In 1996, I was a white woman with no plans to marry, living in a small Hill Country town. I wanted to be a mother and started looking into adoption. I didn’t know that in 1972 the National Association of Black Social Workers called transracial adoption “cultural genocide.” In 1972, I was a schoolgirl. I’d watched the civil rights movement on TV, and it seemed like a battle black people fought with manners while white people fought with clubs and fire hoses.

If I reconsider the national mood then, I realize only a hundred years had passed since white people bought and sold black people, babies included, a hundred violent years for anyone assuming that the rights and protections promised by the Reconstruction Amendments—but revoked by Jim Crow laws—still applied. Miscegenation laws had only just been overturned in 1967. Angry suburbanites still protested desegregation. It was too soon for interracial anything, so agencies didn’t do transracial adoptions, not even after 1994, when the Metzenbaum Act was passed to address the fact that children of color were overrepresented in the child welfare system. It was amended in 1996, making the denial of placement because of race unambiguously illegal.

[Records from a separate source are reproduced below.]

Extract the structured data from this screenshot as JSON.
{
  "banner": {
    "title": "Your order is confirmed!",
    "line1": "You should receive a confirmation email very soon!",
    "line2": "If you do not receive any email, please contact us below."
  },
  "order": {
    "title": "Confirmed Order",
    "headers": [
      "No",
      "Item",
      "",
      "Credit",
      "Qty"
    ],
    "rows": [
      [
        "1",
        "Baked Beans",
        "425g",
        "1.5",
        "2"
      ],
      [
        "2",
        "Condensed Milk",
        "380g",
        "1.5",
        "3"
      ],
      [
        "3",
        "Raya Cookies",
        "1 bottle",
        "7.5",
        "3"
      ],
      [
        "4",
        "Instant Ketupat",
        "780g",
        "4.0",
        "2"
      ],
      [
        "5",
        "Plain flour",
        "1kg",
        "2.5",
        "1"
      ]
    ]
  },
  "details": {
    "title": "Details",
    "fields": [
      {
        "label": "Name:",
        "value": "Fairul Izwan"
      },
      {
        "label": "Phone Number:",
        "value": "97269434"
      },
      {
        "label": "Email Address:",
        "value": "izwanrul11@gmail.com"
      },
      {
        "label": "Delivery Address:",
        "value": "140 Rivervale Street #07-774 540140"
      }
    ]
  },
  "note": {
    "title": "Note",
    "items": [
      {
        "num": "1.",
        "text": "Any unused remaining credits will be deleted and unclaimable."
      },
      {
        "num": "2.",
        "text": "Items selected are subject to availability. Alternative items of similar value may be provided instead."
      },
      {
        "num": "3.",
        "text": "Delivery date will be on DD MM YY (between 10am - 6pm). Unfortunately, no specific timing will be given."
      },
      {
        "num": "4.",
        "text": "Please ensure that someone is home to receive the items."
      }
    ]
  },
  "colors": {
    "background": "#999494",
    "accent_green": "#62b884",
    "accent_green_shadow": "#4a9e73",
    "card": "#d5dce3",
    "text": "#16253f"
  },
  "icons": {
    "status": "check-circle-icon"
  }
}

I made my first calls to adoption agencies that year. Staff members asked warily if I’d be open to transracial adoption. Most staff members were white. During one call, when I said yes, the receptionist snapped: “Do you know what transracial means?” Her tone gave me pause. “I think so,” I said, parsing syllables, “adoption across races.” She said, “The child will be black!” Black was a whole other category of transracial, apparently. I ended up with an agency whose values seemed like my values: Its staff members didn’t tense up discussing race. I filled out paperwork. I underwent hours of training. No one told me the law had just changed. A happy accident, I think now, in that I didn’t see I’d be countering unsolicited conversations about race—conversations unearthing curiosity, uneasiness, and idealized visions of the future—for the rest of my life.

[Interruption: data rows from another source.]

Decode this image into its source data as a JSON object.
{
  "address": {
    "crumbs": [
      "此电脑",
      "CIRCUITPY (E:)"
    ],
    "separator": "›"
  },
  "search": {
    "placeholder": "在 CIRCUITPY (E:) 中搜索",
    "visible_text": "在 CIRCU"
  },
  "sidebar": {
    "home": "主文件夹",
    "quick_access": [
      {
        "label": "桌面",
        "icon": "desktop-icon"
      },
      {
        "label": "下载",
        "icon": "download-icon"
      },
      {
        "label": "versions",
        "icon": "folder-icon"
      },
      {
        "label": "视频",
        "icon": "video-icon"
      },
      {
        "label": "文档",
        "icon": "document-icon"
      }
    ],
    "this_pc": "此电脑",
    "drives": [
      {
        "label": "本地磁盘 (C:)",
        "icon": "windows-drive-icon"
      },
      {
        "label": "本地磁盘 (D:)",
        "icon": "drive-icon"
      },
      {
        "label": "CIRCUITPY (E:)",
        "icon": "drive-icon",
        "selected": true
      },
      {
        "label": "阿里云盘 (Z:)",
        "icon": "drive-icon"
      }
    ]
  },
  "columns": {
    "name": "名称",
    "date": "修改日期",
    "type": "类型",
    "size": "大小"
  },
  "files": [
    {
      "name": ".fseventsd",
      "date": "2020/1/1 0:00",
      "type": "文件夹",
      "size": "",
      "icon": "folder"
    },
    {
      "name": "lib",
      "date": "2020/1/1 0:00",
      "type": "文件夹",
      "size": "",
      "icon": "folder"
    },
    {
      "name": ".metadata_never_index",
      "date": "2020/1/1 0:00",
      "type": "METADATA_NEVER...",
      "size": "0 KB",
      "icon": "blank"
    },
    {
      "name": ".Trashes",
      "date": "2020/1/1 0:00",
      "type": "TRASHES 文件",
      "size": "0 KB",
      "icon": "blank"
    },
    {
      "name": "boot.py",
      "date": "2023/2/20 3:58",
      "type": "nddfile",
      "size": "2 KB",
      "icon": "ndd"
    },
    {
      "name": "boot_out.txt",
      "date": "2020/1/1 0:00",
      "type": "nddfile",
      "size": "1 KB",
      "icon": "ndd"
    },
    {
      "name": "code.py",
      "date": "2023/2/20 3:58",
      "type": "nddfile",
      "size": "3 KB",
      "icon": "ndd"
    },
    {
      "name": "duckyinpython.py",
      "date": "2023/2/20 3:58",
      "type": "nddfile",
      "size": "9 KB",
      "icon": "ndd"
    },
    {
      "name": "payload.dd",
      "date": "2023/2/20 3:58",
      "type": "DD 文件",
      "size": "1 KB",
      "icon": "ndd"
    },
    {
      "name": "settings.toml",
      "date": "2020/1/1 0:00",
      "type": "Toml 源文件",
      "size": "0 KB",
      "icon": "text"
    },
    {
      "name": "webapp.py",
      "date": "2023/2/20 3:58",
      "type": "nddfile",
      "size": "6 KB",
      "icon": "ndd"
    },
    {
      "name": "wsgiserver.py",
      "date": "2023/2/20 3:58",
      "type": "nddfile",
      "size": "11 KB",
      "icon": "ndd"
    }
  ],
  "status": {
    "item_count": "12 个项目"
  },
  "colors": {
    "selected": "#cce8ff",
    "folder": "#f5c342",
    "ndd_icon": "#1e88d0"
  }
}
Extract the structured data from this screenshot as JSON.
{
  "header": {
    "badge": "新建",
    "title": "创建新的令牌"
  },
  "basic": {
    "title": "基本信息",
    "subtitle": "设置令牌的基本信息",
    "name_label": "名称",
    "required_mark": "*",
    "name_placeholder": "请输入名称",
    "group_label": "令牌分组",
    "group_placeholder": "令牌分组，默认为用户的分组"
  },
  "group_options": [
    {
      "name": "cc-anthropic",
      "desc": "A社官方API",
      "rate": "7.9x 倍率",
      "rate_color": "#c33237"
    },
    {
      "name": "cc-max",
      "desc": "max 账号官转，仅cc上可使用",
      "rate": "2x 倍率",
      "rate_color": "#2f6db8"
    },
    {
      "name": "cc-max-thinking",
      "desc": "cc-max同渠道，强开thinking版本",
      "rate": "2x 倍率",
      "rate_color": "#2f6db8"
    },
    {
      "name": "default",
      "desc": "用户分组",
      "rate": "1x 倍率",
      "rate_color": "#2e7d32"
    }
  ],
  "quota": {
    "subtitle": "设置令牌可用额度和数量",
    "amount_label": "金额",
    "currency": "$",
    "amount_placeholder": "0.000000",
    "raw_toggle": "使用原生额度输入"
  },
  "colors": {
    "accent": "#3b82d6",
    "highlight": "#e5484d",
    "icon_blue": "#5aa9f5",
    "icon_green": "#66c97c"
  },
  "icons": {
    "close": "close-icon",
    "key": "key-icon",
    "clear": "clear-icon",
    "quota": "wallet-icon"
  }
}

When I brought my daughter home, the color of her face, black and swaddled in pink, was news. The highway that cuts the country in half, I-35, separates the South from the Southwest. Demographically, the South is mostly white and black, and the Southwest is mostly Anglo and Hispanic. My town, a cedar-chopping village turned Austin exurb just west of the big divide, is firmly in the Southwest. There were few black people in town, so my daughter and I seemed remarkable there. People remarked. A stranger in a store cupped her hands around my daughter’s face and said, “This town is ready for you.” My daughter looked wary. A deputy pulled me over because I’d failed to dim my lights. He shined the flashlight from my face to my daughter’s. “Whose kid is that?” he asked, flustered. I went to a doctor for what turned out to be a blood sugar disorder, and he looked at my daughter and asked if her father was sick; he should order an HIV test, he added.

These might seem like three versions of one conversation, but they’re not. The woman in the store had waited a long time to prove to herself she was comfortable with black people, and a white mother with a black child was an opportunity she hurried to take. The deputy was so startled he forgot to give me a ticket. The doctor assumed I’d slept with a black man and engaged in high-risk behavior, which is racial profiling.

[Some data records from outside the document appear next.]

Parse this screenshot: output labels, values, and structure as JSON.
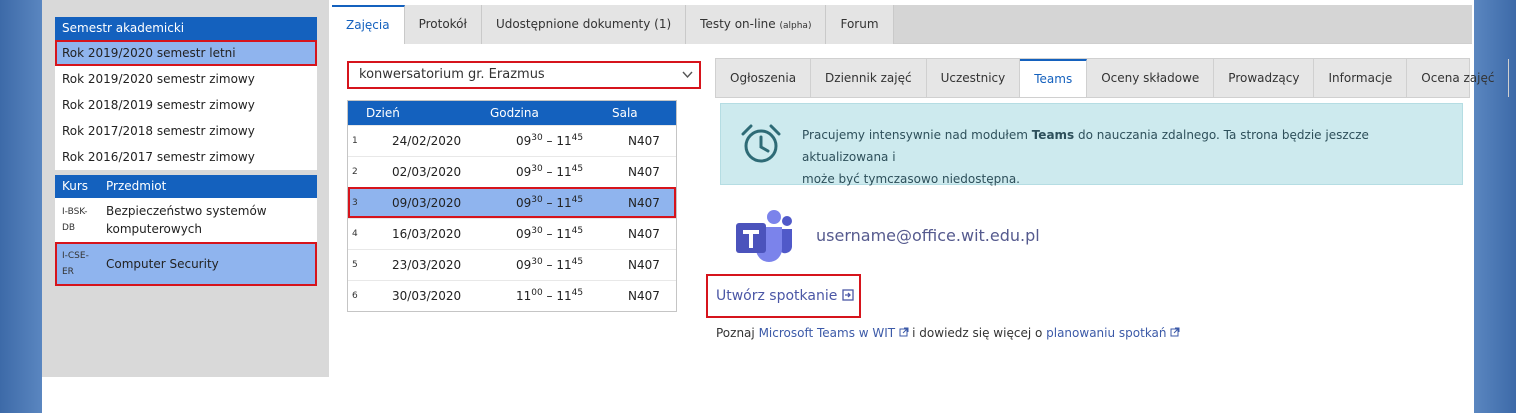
{
  "sidebar": {
    "semestr_header": "Semestr akademicki",
    "semesters": [
      {
        "label": "Rok 2019/2020 semestr letni"
      },
      {
        "label": "Rok 2019/2020 semestr zimowy"
      },
      {
        "label": "Rok 2018/2019 semestr zimowy"
      },
      {
        "label": "Rok 2017/2018 semestr zimowy"
      },
      {
        "label": "Rok 2016/2017 semestr zimowy"
      }
    ],
    "kurs_header": "Kurs",
    "przedmiot_header": "Przedmiot",
    "courses": [
      {
        "code_line1": "I-BSK-",
        "code_line2": "DB",
        "name_line1": "Bezpieczeństwo systemów",
        "name_line2": "komputerowych"
      },
      {
        "code_line1": "I-CSE-",
        "code_line2": "ER",
        "name_line1": "Computer Security",
        "name_line2": ""
      }
    ]
  },
  "top_tabs": [
    {
      "label": "Zajęcia"
    },
    {
      "label": "Protokół"
    },
    {
      "label": "Udostępnione dokumenty (1)"
    },
    {
      "label": "Testy on-line",
      "suffix": "(alpha)"
    },
    {
      "label": "Forum"
    }
  ],
  "group_select": {
    "value": "konwersatorium gr. Erazmus"
  },
  "schedule": {
    "headers": {
      "day": "Dzień",
      "hour": "Godzina",
      "room": "Sala"
    },
    "rows": [
      {
        "num": "1",
        "date": "24/02/2020",
        "start_h": "09",
        "start_m": "30",
        "sep": " – ",
        "end_h": "11",
        "end_m": "45",
        "room": "N407"
      },
      {
        "num": "2",
        "date": "02/03/2020",
        "start_h": "09",
        "start_m": "30",
        "sep": " – ",
        "end_h": "11",
        "end_m": "45",
        "room": "N407"
      },
      {
        "num": "3",
        "date": "09/03/2020",
        "start_h": "09",
        "start_m": "30",
        "sep": " – ",
        "end_h": "11",
        "end_m": "45",
        "room": "N407"
      },
      {
        "num": "4",
        "date": "16/03/2020",
        "start_h": "09",
        "start_m": "30",
        "sep": " – ",
        "end_h": "11",
        "end_m": "45",
        "room": "N407"
      },
      {
        "num": "5",
        "date": "23/03/2020",
        "start_h": "09",
        "start_m": "30",
        "sep": " – ",
        "end_h": "11",
        "end_m": "45",
        "room": "N407"
      },
      {
        "num": "6",
        "date": "30/03/2020",
        "start_h": "11",
        "start_m": "00",
        "sep": " – ",
        "end_h": "11",
        "end_m": "45",
        "room": "N407"
      }
    ]
  },
  "sub_tabs": [
    {
      "label": "Ogłoszenia"
    },
    {
      "label": "Dziennik zajęć"
    },
    {
      "label": "Uczestnicy"
    },
    {
      "label": "Teams"
    },
    {
      "label": "Oceny składowe"
    },
    {
      "label": "Prowadzący"
    },
    {
      "label": "Informacje"
    },
    {
      "label": "Ocena zajęć"
    }
  ],
  "info": {
    "line1_pre": "Pracujemy intensywnie nad modułem ",
    "line1_bold": "Teams",
    "line1_post": " do nauczania zdalnego. Ta strona będzie jeszcze aktualizowana i",
    "line2": "może być tymczasowo niedostępna."
  },
  "teams": {
    "username": "username@office.wit.edu.pl",
    "create_label": "Utwórz spotkanie",
    "learn_pre": "Poznaj ",
    "learn_link1": "Microsoft Teams w WIT",
    "learn_mid": " i dowiedz się więcej o ",
    "learn_link2": "planowaniu spotkań"
  },
  "icons": {
    "clock": "alarm-clock-icon",
    "teams": "microsoft-teams-logo",
    "external": "external-link-icon",
    "chevron": "chevron-down-icon"
  },
  "colors": {
    "accent": "#1461be",
    "selected": "#8fb4ee",
    "highlight_border": "#d6141c",
    "info_bg": "#cdeaee",
    "teams_purple": "#5059c9"
  }
}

Note that in the conversations no one said the words “black” or “race.” Attitudes about race have changed a little.  But our language for talking about race hasn’t changed as much as it’s gone underground, turned evasive. We live in semantically cautious times. We use the phrase “post-racial,” and we hope it means we’re past racial distinctions. Instead, we’re almost past old-fashioned words for racial distinctions, but we still find new ways to encode old assumptions. Most of the attention my daughter received was surprised but kindly.  I fielded it, rarely saying the words “black” or “race” myself.  I wanted her to grow up knowing that being black is being the site of conjecture fueled by history, but I didn’t want her singled out. The small town felt like a tableau of attitudes past. I thought her future—in a city or another decade—would be different.

In the country, I sometimes met people who weren’t semantically cautious. One night in a restaurant, my daughter begged for French fries, and I said no. The waiter served fries to a couple at the next table, and my daughter said, “I sure wish I could have French fries.” The man offered her some, looked at her braids, and said, “Who does your fancy-schmancy hair?” No one’s more literal than a 6-year-old. “Nomie,” she said. “Do you like watermelon?” he asked. His wife shushed him. My daughter, holding out her hand for more fries, said, “Not the seeds.” I said, “Excuse me, but I’ve been teaching her not to talk to strangers.” I moved her to the other side of the table. When the man paid the bill, his wife rushed over and said, “You’re big-hearted, giving this girl a decent life.” She meant well. She also meant my daughter was innately disadvantaged and having me for a mother offset that disadvantage. I have white friends with white adopted children, so strangers can’t tell the child is adopted. When the fact the child is adopted surfaces, no one says what was continually said to me: How philanthropic of you. When a white family adopts a white child, people think the parents are as lucky as the child. People told me again and again my daughter was lucky. I corrected them: I was.

The man meant well, too, with his fancy hair and watermelon commentary, tapping into an appropriate-chitchat-with-black-youngsters repertoire straight out of the Old South, which is different from an appropriate-chitchat-with-white-youngsters repertoire. Why it’s different is a history lesson I had no reason to teach anyone. Needing to explain myself to someone, I recounted the conversation to my 20-year-old babysitter, who asked: “What did he mean about the watermelon?” What indeed? Liking watermelon is a character defect? She was too young to decipher the old caricature.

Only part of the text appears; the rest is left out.